In Indiana, Republican legislators want to expand the voucher program so more students can attend religious schools paid for by taxpayers. Glenda Ritz opposes the expansion.
“Ritz is referring, in part, to an idea in Senate Bill 334, authored by Sen. Carlin Yoder, R-Middlebury, that would allow schools to accept voucher students for the spring semester as late as Jan. 15 — four months after the current Sept. 1 deadline.
“The bill would eliminate provisions in state law that limit students to just one voucher per school year and would do away with current rules requiring students who leave a private school before the year ends to pay back the rest of that year’s tuition. House Education Committee Chairman Rep. Bob Behning, R-Indianapolis, said he plans to hear the bill, a signal it could have support among House lawmakers.
“At a Senate Education Committee hearing on the bill last month, Yoder said he proposed the bill, which passed the Senate last week 40-9, for programs similar to ones at The Crossing, a network of private religious alternative schools that serve about 2,500 Indiana students.
“The network includes 28 accredited private Christian schools spread throughout Indiana that cater specifically to students who struggled at other schools, were expelled or dropped out.”
“Yoder’s bill, however, would apply to any eligible student who wants to transfer to an eligible private school, not just those who are struggling and want to switch to a school in The Crossing network.”

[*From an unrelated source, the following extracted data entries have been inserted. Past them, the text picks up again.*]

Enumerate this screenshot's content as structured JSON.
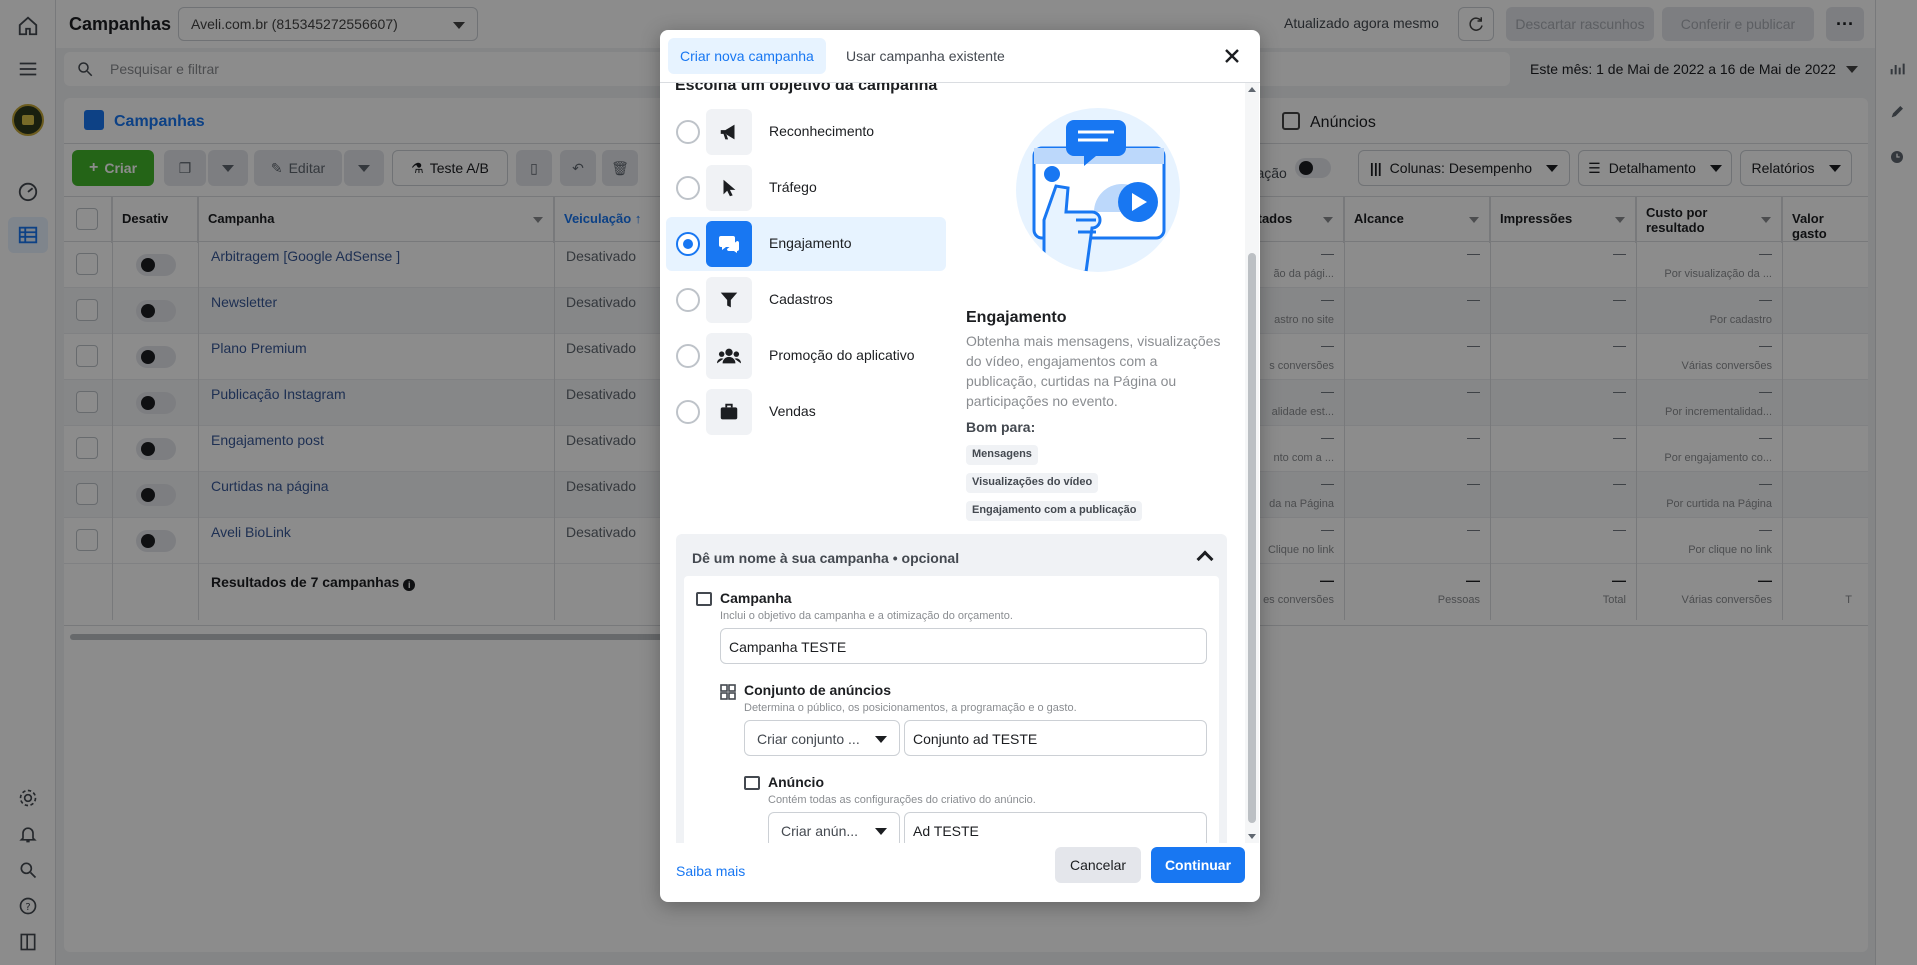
{
  "header": {
    "title": "Campanhas",
    "account": "Aveli.com.br (815345272556607)",
    "updated": "Atualizado agora mesmo",
    "discard": "Descartar rascunhos",
    "review": "Conferir e publicar"
  },
  "search": {
    "placeholder": "Pesquisar e filtrar"
  },
  "date_range": "Este mês: 1 de Mai de 2022 a 16 de Mai de 2022",
  "tabs": {
    "campaigns": "Campanhas",
    "ads": "Anúncios"
  },
  "toolbar": {
    "create": "Criar",
    "edit": "Editar",
    "ab_test": "Teste A/B",
    "duration_fragment": "uração",
    "columns": "Colunas: Desempenho",
    "breakdown": "Detalhamento",
    "reports": "Relatórios"
  },
  "table": {
    "headers": {
      "off": "Desativ",
      "campaign": "Campanha",
      "delivery": "Veiculação",
      "results": "ltados",
      "reach": "Alcance",
      "impressions": "Impressões",
      "cost_per": "Custo por resultado",
      "spent": "Valor gasto"
    },
    "rows": [
      {
        "name": "Arbitragem [Google AdSense ]",
        "delivery": "Desativado",
        "res": "—",
        "res_sub": "ão da pági...",
        "reach": "—",
        "impr": "—",
        "cost": "—",
        "cost_sub": "Por visualização da ..."
      },
      {
        "name": "Newsletter",
        "delivery": "Desativado",
        "res": "—",
        "res_sub": "astro no site",
        "reach": "—",
        "impr": "—",
        "cost": "—",
        "cost_sub": "Por cadastro"
      },
      {
        "name": "Plano Premium",
        "delivery": "Desativado",
        "res": "—",
        "res_sub": "s conversões",
        "reach": "—",
        "impr": "—",
        "cost": "—",
        "cost_sub": "Várias conversões"
      },
      {
        "name": "Publicação Instagram",
        "delivery": "Desativado",
        "res": "—",
        "res_sub": "alidade est...",
        "reach": "—",
        "impr": "—",
        "cost": "—",
        "cost_sub": "Por incrementalidad..."
      },
      {
        "name": "Engajamento post",
        "delivery": "Desativado",
        "res": "—",
        "res_sub": "nto com a ...",
        "reach": "—",
        "impr": "—",
        "cost": "—",
        "cost_sub": "Por engajamento co..."
      },
      {
        "name": "Curtidas na página",
        "delivery": "Desativado",
        "res": "—",
        "res_sub": "da na Página",
        "reach": "—",
        "impr": "—",
        "cost": "—",
        "cost_sub": "Por curtida na Página"
      },
      {
        "name": "Aveli BioLink",
        "delivery": "Desativado",
        "res": "—",
        "res_sub": "Clique no link",
        "reach": "—",
        "impr": "—",
        "cost": "—",
        "cost_sub": "Por clique no link"
      }
    ],
    "summary": {
      "label": "Resultados de 7 campanhas",
      "res": "—",
      "res_sub": "es conversões",
      "reach": "—",
      "reach_sub": "Pessoas",
      "impr": "—",
      "impr_sub": "Total",
      "cost": "—",
      "cost_sub": "Várias conversões",
      "spent_sub": "T"
    }
  },
  "modal": {
    "tab_new": "Criar nova campanha",
    "tab_existing": "Usar campanha existente",
    "objective_heading": "Escolha um objetivo da campanha",
    "objectives": [
      {
        "label": "Reconhecimento",
        "icon": "megaphone-icon"
      },
      {
        "label": "Tráfego",
        "icon": "cursor-icon"
      },
      {
        "label": "Engajamento",
        "icon": "chat-icon",
        "selected": true
      },
      {
        "label": "Cadastros",
        "icon": "funnel-icon"
      },
      {
        "label": "Promoção do aplicativo",
        "icon": "people-icon"
      },
      {
        "label": "Vendas",
        "icon": "briefcase-icon"
      }
    ],
    "detail": {
      "title": "Engajamento",
      "description": "Obtenha mais mensagens, visualizações do vídeo, engajamentos com a publicação, curtidas na Página ou participações no evento.",
      "good_for": "Bom para:",
      "chips": [
        "Mensagens",
        "Visualizações do vídeo",
        "Engajamento com a publicação"
      ]
    },
    "naming": {
      "heading": "Dê um nome à sua campanha • opcional",
      "campaign_title": "Campanha",
      "campaign_desc": "Inclui o objetivo da campanha e a otimização do orçamento.",
      "campaign_value": "Campanha TESTE",
      "adset_title": "Conjunto de anúncios",
      "adset_desc": "Determina o público, os posicionamentos, a programação e o gasto.",
      "adset_select": "Criar conjunto ...",
      "adset_value": "Conjunto ad TESTE",
      "ad_title": "Anúncio",
      "ad_desc": "Contém todas as configurações do criativo do anúncio.",
      "ad_select": "Criar anún...",
      "ad_value": "Ad TESTE"
    },
    "footer": {
      "learn_more": "Saiba mais",
      "cancel": "Cancelar",
      "continue": "Continuar"
    }
  },
  "colors": {
    "accent": "#1877f2",
    "create_green": "#42b72a",
    "link": "#385898"
  }
}
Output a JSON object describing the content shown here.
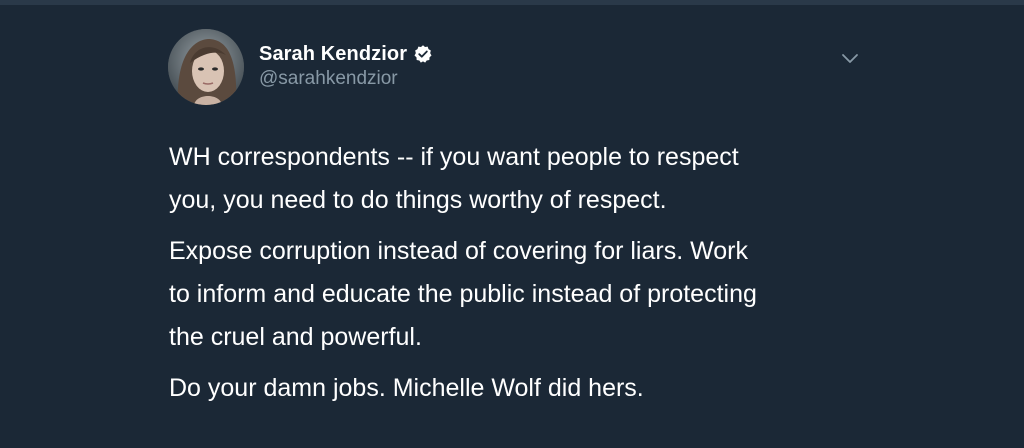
{
  "tweet": {
    "author": {
      "display_name": "Sarah Kendzior",
      "handle": "@sarahkendzior",
      "verified": true,
      "avatar_icon": "profile-photo"
    },
    "menu_icon": "chevron-down-icon",
    "paragraphs": [
      "WH correspondents -- if you want people to respect\nyou, you need to do things worthy of respect.",
      "Expose corruption instead of covering for liars. Work\nto inform and educate the public instead of protecting\nthe cruel and powerful.",
      "Do your damn jobs. Michelle Wolf did hers."
    ]
  },
  "colors": {
    "background": "#1b2836",
    "text": "#ffffff",
    "secondary_text": "#8899a6",
    "verified_badge": "#ffffff"
  }
}
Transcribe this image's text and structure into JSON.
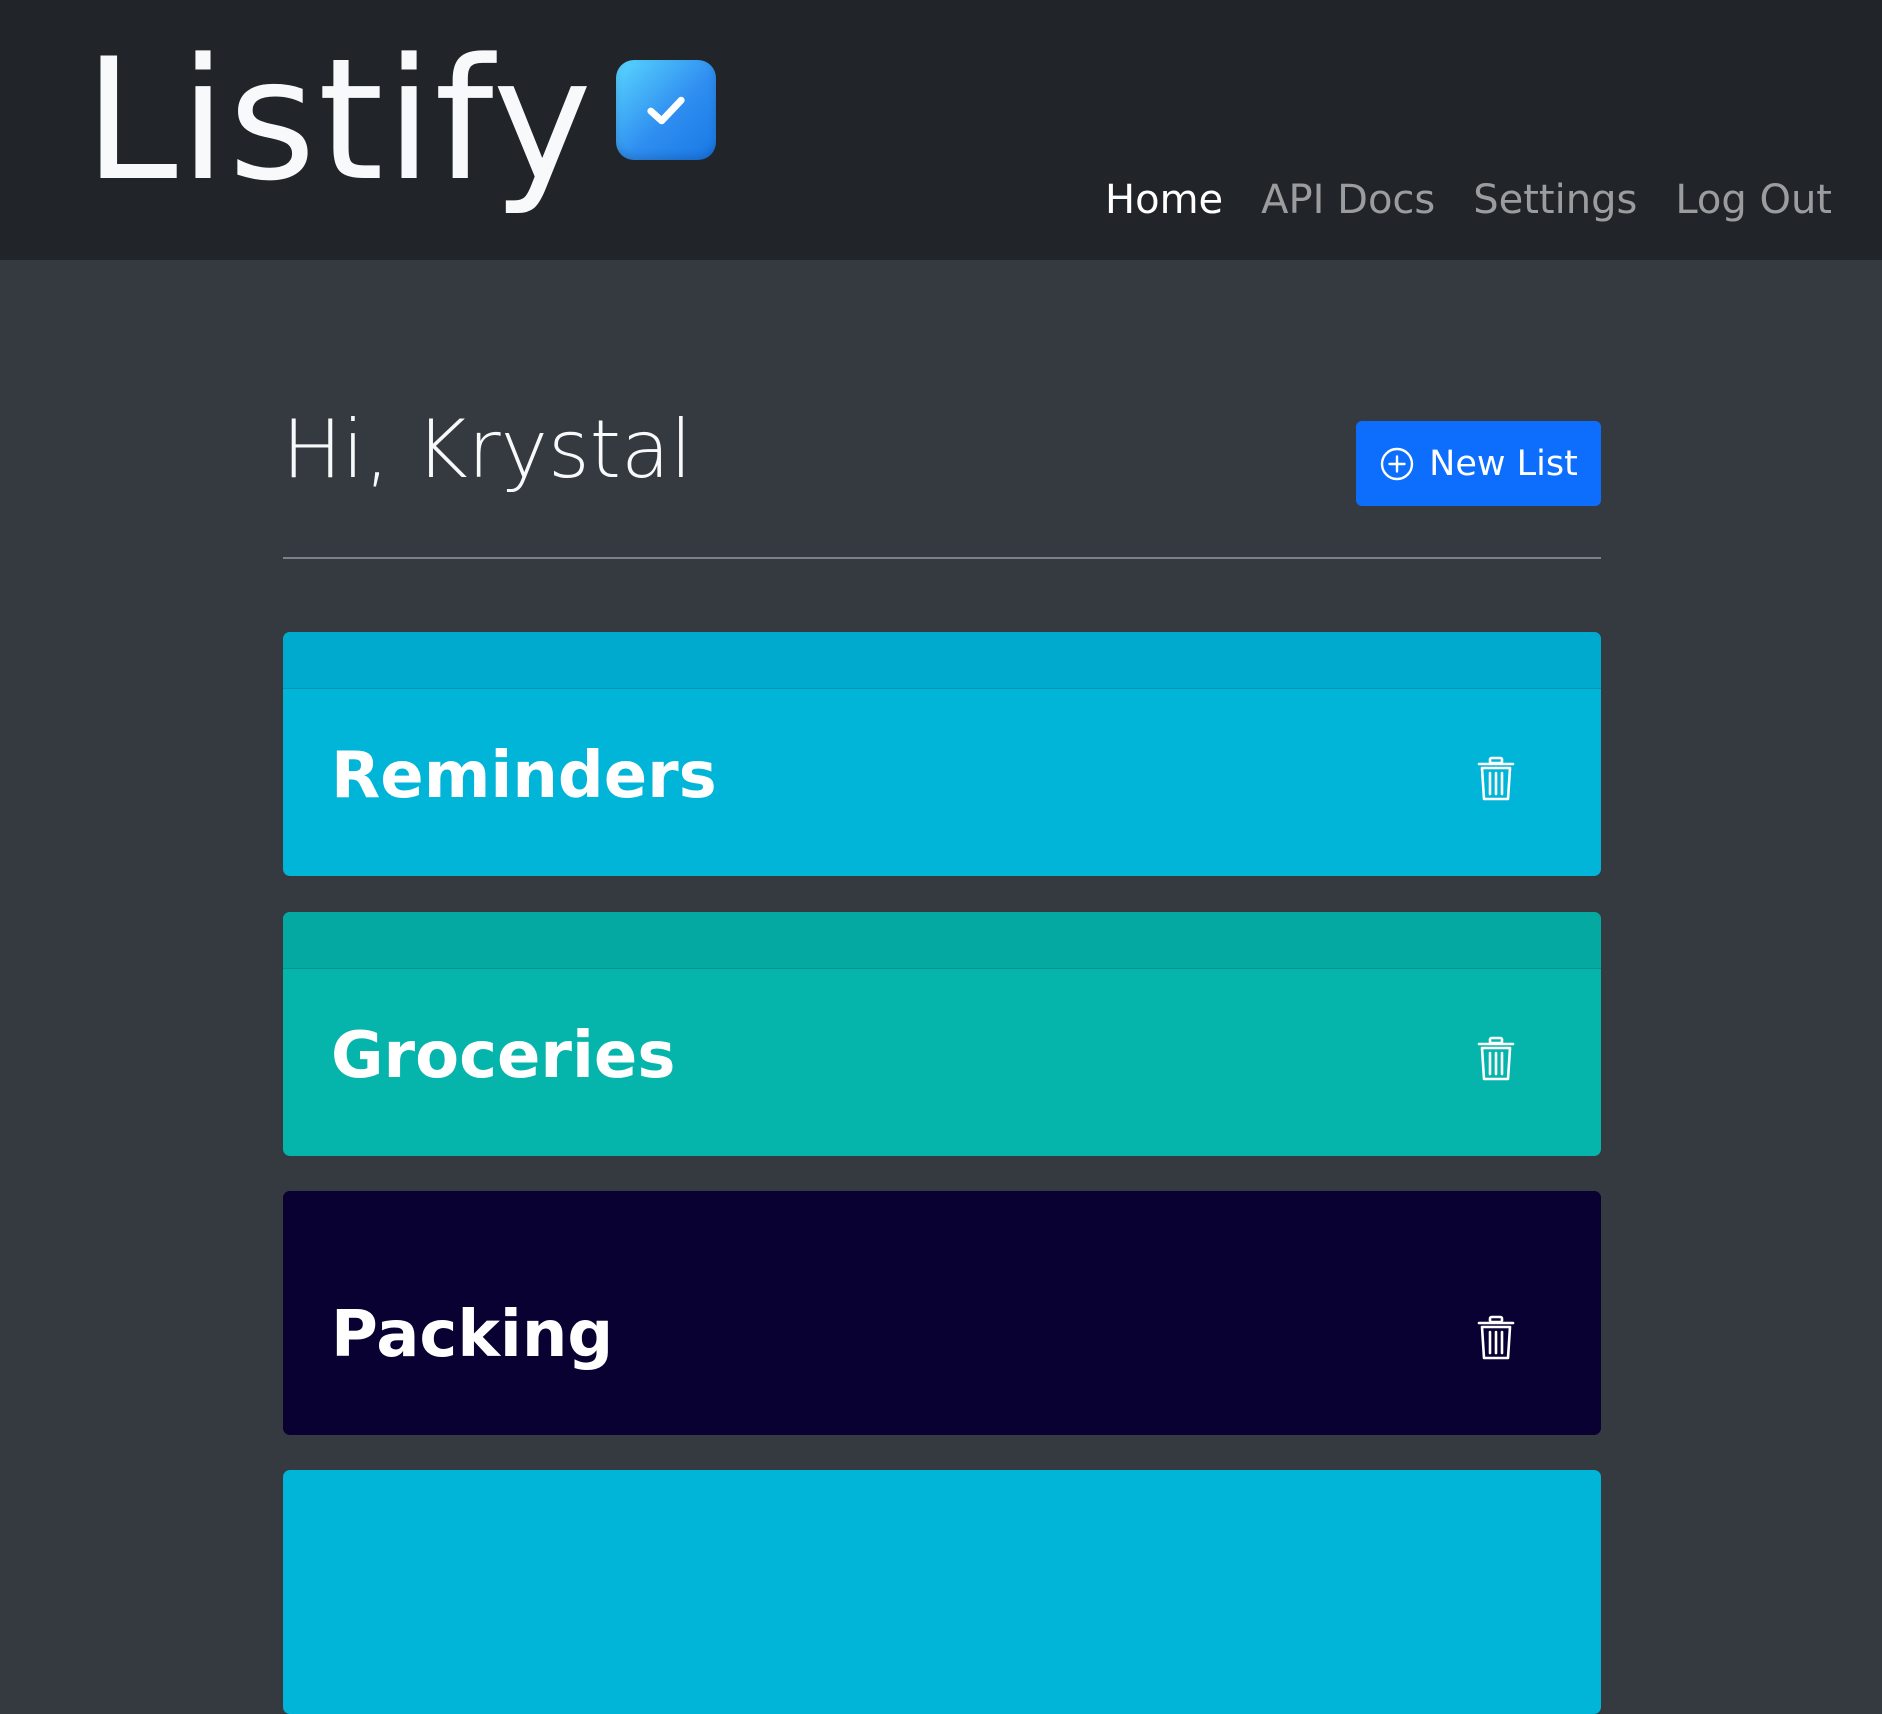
{
  "app": {
    "name": "Listify",
    "logo_icon": "check-square-icon"
  },
  "nav": {
    "links": [
      {
        "label": "Home",
        "active": true
      },
      {
        "label": "API Docs",
        "active": false
      },
      {
        "label": "Settings",
        "active": false
      },
      {
        "label": "Log Out",
        "active": false
      }
    ]
  },
  "main": {
    "greeting": "Hi, Krystal",
    "new_list_label": "New List",
    "new_list_icon": "plus-circle-icon"
  },
  "lists": [
    {
      "title": "Reminders",
      "color": "#00b5d7",
      "delete_icon": "trash-icon"
    },
    {
      "title": "Groceries",
      "color": "#05b4aa",
      "delete_icon": "trash-icon"
    },
    {
      "title": "Packing",
      "color": "#0a0133",
      "delete_icon": "trash-icon"
    },
    {
      "title": "",
      "color": "#00b5d7"
    }
  ],
  "colors": {
    "navbar": "#212529",
    "background": "#343a40",
    "primary": "#0d6efd"
  }
}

Ritz may not be able to stop the legislative raid on funds that the state constitution reserves only for public schools.
Thank you for this. Since i live in Indiana i turn a deaf ear to such things but sometimes i need to hear them.
I graduated high school in Middlebury. They have really good schools. Or, had, I should say. I went back 25 years after graduating and about a dozen of my teachers were still there. But it’s also a highly Christian (or “Christian”) area. Gotta get God back in the schools, even if it means destroying the public school. Or maybe that’s a feature not a bug.
God is in the schools, just not parading around quoting scripture and wrapped in a flag.
Well said, Mathvale.
Here’s the link to an article that shows the many fatal flaws of the voucher/choice idea. It does a nice job of taking the shinola off of the rust bucket that voucher policy is, and is the best single source for debunking this nonsense that I’ve found. http://horacemannleague.blogspot.com/2013/01/asymmetric-information-parental-choice.html
It’s a shame that the ed reform “movement” members in government can never seem to devote any time, energy or resources to public schools.
I know public schools have fallen out of fashion but one would think they would feel a duty to occasionally put some hours in on the schools that educate the vast majority of children.
Hours spent devising testing schemes and ranking systems every year don’t count.
What’s up with public schools in Indiana, I wonder? Any of these lawmakers know?
Hello Diane,
I am not sure why you are saying the state constitution says this is not allowed in Indiana. When the Indiana voucher law was challenged in court, the Indiana State Supreme Court found that the voucher legislation was found to be a consistent with the Indiana constitution in a unanimous decision.
Do you know something about Indiana’s constitution that the State Supreme Court justices do not?